Multi-OMIC analysis of brain and serum from chronically-stressed mice reveals network disruptions in purine metabolism, fatty acid beta-oxidation, and antioxidant activity that are reversed by antidepressant treatment

Major depressive disorder (MDD) is a complex condition with unclear pathophysiology. Molecular disruptions within the periphery and limbic brain regions contribute to depression symptomatology.

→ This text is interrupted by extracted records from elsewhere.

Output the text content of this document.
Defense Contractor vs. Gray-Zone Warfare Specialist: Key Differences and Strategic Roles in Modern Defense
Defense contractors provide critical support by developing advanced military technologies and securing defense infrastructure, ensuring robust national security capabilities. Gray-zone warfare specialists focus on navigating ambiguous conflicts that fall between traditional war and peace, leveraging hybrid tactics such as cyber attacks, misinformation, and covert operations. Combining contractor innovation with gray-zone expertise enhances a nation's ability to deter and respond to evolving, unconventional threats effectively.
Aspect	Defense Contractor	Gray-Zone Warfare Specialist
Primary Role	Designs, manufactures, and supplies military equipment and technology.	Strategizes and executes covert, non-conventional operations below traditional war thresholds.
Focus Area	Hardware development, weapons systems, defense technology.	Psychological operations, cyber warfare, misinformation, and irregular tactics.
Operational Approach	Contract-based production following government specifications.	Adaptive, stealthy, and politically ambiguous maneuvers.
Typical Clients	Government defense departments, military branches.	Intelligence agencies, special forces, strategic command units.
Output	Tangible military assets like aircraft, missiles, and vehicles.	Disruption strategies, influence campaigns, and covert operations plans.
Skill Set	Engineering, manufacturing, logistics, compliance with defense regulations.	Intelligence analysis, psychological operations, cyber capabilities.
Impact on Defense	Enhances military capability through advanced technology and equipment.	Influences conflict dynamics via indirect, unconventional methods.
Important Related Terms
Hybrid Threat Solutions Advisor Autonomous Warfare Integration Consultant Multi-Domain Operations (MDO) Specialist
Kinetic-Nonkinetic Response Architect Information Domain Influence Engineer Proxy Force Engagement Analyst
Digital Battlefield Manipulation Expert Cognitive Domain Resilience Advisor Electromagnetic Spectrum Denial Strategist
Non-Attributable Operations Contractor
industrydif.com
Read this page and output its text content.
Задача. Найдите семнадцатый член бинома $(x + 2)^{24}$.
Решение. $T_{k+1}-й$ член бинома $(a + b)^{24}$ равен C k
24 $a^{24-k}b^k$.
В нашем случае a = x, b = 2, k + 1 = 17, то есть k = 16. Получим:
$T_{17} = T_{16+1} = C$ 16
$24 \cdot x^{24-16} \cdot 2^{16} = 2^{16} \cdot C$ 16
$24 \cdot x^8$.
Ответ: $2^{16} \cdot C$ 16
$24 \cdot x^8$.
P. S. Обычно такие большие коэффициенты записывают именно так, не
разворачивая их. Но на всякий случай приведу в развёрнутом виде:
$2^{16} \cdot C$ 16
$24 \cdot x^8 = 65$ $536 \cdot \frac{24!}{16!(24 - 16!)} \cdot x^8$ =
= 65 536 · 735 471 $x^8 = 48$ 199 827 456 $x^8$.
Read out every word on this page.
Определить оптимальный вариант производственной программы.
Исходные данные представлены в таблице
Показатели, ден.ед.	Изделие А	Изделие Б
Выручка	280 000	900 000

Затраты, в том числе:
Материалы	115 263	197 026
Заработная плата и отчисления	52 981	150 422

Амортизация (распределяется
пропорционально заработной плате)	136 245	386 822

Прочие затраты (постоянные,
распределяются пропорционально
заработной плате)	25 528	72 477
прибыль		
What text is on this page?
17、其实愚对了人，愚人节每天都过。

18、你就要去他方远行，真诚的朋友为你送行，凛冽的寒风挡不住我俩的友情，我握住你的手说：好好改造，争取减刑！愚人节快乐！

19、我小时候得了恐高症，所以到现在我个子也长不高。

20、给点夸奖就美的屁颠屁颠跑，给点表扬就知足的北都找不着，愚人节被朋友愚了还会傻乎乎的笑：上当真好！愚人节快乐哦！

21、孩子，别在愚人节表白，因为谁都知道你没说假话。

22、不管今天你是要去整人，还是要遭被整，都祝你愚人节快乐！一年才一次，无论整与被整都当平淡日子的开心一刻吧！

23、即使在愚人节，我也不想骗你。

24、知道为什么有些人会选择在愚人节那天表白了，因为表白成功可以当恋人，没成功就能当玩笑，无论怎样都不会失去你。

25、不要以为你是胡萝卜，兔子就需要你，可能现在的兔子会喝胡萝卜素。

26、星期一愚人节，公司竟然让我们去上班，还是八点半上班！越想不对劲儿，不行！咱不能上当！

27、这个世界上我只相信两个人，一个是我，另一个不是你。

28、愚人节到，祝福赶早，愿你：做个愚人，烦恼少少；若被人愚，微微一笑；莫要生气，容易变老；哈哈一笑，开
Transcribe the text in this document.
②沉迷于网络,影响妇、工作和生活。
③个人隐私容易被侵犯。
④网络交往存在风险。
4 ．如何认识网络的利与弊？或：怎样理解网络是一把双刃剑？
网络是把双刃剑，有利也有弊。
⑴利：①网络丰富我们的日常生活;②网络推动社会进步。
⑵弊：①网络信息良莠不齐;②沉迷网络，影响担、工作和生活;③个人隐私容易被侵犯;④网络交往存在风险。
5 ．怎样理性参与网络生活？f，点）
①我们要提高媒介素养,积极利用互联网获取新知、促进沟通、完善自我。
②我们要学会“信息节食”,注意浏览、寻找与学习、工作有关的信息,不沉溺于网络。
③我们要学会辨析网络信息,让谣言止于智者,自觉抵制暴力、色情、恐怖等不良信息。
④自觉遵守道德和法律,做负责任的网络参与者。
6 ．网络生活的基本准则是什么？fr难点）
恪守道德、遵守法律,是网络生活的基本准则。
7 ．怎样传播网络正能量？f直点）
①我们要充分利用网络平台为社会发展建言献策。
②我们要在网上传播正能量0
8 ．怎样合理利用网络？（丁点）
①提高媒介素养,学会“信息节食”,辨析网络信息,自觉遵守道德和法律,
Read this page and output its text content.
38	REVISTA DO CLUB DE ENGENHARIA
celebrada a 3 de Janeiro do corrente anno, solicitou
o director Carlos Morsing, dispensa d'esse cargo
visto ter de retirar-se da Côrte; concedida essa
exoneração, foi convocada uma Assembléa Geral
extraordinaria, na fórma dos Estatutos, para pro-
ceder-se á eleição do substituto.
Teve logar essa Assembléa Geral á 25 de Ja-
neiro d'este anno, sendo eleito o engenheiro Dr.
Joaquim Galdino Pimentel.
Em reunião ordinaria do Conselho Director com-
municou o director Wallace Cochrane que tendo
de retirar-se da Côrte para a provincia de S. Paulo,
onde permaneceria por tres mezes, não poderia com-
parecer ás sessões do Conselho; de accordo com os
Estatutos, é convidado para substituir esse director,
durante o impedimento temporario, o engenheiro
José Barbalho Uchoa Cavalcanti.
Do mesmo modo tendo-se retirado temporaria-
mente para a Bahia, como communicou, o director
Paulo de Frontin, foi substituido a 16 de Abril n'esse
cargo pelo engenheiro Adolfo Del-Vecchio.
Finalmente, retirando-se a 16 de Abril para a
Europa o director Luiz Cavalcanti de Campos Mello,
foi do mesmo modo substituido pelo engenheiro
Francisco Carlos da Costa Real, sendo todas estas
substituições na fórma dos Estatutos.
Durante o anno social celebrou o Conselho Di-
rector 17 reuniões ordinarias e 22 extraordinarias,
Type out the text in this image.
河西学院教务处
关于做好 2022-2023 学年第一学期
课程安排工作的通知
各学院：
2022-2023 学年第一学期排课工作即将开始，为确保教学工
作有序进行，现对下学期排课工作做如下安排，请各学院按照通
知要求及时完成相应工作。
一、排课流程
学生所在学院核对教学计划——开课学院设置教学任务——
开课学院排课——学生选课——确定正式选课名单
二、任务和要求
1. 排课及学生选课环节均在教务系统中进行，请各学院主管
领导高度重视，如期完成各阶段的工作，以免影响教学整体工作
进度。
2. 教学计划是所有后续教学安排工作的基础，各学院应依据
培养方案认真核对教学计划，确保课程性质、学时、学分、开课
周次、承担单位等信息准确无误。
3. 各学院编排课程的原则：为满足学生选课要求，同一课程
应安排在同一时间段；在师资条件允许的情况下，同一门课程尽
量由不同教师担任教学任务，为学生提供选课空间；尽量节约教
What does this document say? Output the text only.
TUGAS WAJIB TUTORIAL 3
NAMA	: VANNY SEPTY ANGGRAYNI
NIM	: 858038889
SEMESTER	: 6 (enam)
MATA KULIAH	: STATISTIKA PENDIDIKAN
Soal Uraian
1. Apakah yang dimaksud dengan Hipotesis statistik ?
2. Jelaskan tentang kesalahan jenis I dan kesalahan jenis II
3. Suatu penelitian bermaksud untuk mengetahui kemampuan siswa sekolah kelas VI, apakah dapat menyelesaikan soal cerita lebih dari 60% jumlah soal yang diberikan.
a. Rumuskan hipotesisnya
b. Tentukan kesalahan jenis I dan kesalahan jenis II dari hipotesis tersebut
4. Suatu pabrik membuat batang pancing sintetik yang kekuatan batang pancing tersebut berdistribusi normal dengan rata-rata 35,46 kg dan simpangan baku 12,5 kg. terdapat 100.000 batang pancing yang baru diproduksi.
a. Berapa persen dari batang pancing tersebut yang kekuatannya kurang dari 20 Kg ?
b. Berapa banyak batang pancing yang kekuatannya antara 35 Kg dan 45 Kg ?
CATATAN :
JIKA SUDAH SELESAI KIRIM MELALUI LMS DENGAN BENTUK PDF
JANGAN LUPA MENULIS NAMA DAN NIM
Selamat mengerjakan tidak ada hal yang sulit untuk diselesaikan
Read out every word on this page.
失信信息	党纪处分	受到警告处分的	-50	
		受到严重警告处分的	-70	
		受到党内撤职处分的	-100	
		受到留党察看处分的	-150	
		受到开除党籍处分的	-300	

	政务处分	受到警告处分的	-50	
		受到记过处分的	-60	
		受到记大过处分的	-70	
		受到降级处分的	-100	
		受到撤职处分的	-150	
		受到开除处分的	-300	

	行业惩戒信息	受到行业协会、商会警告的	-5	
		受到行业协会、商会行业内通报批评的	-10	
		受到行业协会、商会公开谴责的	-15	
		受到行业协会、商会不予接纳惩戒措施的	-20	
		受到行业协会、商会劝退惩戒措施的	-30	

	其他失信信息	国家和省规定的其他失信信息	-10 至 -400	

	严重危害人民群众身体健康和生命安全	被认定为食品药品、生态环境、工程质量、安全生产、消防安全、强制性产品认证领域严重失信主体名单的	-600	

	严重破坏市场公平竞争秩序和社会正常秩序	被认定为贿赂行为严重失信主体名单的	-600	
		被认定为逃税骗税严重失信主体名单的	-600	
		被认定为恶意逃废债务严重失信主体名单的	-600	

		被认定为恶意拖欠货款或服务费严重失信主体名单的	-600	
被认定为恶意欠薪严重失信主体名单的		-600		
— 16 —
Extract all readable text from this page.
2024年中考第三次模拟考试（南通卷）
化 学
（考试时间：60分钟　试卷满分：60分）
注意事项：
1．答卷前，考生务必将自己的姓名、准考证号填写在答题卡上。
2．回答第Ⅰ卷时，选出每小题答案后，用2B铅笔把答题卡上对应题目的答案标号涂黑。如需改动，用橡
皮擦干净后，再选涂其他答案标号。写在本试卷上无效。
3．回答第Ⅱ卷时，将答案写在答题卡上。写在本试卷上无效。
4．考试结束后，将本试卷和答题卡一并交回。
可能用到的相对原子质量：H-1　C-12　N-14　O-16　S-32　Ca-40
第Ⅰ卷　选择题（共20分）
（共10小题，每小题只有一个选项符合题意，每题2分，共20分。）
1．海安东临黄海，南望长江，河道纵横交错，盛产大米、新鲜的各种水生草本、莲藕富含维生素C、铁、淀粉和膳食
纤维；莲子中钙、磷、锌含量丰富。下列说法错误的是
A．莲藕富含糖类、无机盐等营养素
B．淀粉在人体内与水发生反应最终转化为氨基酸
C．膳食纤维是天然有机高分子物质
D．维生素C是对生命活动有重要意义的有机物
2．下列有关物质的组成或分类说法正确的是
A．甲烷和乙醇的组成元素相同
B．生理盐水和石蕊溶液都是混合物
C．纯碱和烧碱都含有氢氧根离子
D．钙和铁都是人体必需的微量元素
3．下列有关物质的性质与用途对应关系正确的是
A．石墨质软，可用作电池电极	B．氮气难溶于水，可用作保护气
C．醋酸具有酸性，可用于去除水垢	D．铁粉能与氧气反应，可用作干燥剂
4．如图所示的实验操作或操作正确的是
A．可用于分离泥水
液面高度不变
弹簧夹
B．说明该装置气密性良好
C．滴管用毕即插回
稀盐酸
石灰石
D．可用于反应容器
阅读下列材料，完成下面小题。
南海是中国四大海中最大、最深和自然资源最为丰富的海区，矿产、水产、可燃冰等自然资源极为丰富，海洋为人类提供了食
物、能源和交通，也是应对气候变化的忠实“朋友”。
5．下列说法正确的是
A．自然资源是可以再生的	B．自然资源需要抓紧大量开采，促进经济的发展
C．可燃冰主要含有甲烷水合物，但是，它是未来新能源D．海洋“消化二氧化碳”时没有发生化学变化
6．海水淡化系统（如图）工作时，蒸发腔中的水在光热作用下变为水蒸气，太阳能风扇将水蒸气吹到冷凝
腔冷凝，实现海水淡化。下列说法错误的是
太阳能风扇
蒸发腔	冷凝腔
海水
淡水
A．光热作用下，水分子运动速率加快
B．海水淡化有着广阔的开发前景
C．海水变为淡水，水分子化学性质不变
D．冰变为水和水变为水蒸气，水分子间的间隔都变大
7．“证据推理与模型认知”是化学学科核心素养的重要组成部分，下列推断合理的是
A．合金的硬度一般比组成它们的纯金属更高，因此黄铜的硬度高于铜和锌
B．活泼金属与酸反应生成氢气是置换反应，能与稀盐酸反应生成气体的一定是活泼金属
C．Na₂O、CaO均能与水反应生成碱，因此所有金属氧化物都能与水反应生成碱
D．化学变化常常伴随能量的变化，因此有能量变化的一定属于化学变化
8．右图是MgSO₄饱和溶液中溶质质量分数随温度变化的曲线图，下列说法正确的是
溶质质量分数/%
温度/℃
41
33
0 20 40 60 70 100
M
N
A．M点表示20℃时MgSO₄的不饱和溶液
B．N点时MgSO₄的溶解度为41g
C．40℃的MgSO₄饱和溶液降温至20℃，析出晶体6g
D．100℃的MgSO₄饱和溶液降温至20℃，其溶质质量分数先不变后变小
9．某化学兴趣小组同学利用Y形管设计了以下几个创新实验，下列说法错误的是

Here, we utilized a mouse chronic stress model of MDD and performed metabolomic, lipidomic, and proteomic profiling on serum plus several brain regions (ventral hippocampus, nucleus accumbens, and prefrontal cortex) of susceptible, resilient, and unstressed control mice. Proteomic analysis identified three serum proteins reduced in susceptible animals; lipidomic analysis detected differences in lipid species between resilient and susceptible animals in serum and brain; and metabolomic analysis revealed pathway dysfunctions of purine metabolism, beta oxidation, and antioxidants, which were differentially associated with stress susceptibility vs resilience by brain region. Antidepressant treatment ameliorated MDD-like behaviors and affected key metabolites within outlined networks, most dramatically in the ventral hippocampus. This work presents a resource for chronic stress-induced, tissue-specific changes in proteins, lipids, and metabolites and illuminates how molecular dysfunctions contribute to individual differences in stress sensitivity.